The following day is a longer one, with Frank riding with Marcus (Ving Rhames), an excitable man with deeply religious convictions. When confronted with a victim of Red Death, who has been dead for several minutes, Marcus channels his religious energy and gets the man to pull through. On the final day, Frank is put with the Tom (Tom Sizemore), a rowdy man with violent tendencies. Meanwhile, regulars in the form of a local drug addict named Noel (Marc Anthony) and a rancid-smelling alcoholic serve as recurring calls for Frank, as predictable as his tendency to drink in the ambulance and reach a breaking point when the clock strikes the wee hours of the morning.
Frank is played by Nicolas Cage in the most astounding performance I've seen from the man; the last time he was impressive was in Leaving Las Vegas. Cage is infrequently good in movies. He's one of the only actors I can think of who is more often great than he is good, but his greatness involves unearthing the depths of his own personal filmography. His performance as Frank is as physically challenging of a role as it is a mental one. The atmosphere Scorsese, writer Paul Schrader (working off of Joe Connelly's novel of the same name), and veteran cinematographer Robert Richardson (Scorsese's frequent collaborator) all manages to convey is one that has the potential to exhaust and cripple you within the first few minutes of the film. Schrader puts the pressure of an overworked, undernourished paramedic on you, and also on Cage, filling your eyes with images of crowded hospitals and unbridled filth, while Scorsese and Richardson drive it all home by presenting it with the rawest of details.
The scenes at the hospital are the most terrifying because they are realistic. Mercy is an overcrowded facility with tired doctors, distraught family members, and security guard donning sunglasses who refers to himself in the third person. Patients, usually drug addicts, cry for a cup of water, and a receptionist coldly tells a drug user that when he inevitably chooses to leave the hospital and inject the same poison into his body that brought him to Mercy, next time, do it in a different city. When checking up on Mary's father, Frank is disturbed by voices from the conscious but drugged elderly man to pull the plug and end his misery, tempting Frank to do arguably the last good thing he can for a man whose life is in dire straits.

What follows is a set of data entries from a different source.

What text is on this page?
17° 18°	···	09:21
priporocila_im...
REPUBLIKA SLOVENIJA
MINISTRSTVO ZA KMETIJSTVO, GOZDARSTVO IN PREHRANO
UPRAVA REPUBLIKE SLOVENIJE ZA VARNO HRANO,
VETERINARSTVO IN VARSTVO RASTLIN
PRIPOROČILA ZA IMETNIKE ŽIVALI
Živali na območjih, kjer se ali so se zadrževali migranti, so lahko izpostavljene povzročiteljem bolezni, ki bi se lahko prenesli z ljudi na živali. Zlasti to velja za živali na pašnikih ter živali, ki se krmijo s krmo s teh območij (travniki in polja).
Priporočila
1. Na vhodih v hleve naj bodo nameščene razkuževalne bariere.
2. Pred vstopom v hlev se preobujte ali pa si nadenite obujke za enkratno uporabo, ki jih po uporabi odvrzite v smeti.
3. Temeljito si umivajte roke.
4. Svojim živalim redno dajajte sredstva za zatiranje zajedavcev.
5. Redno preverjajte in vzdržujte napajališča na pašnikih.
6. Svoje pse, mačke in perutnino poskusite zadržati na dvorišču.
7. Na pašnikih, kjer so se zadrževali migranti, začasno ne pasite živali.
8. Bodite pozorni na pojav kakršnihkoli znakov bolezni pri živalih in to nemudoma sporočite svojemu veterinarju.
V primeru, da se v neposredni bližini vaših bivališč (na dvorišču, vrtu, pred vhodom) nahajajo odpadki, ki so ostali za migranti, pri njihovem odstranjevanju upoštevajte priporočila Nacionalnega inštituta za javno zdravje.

Bringing Out the Dead is an emotionally honest look at a job that brings work that's never done and solace that's scarcely achieved. It's a nightmarish work of dirty realism that may not be so dirty upon further examination. Outside of mob-movies based on Nicholas Pileggi novels, the film stands as Scorsese's best work.
Starring: Nicolas Cage, Patricia Arquette, John Goodman, Ving Rhames, Tom Sizemore, and Marc Anthony. Directed by: Martin Scorsese.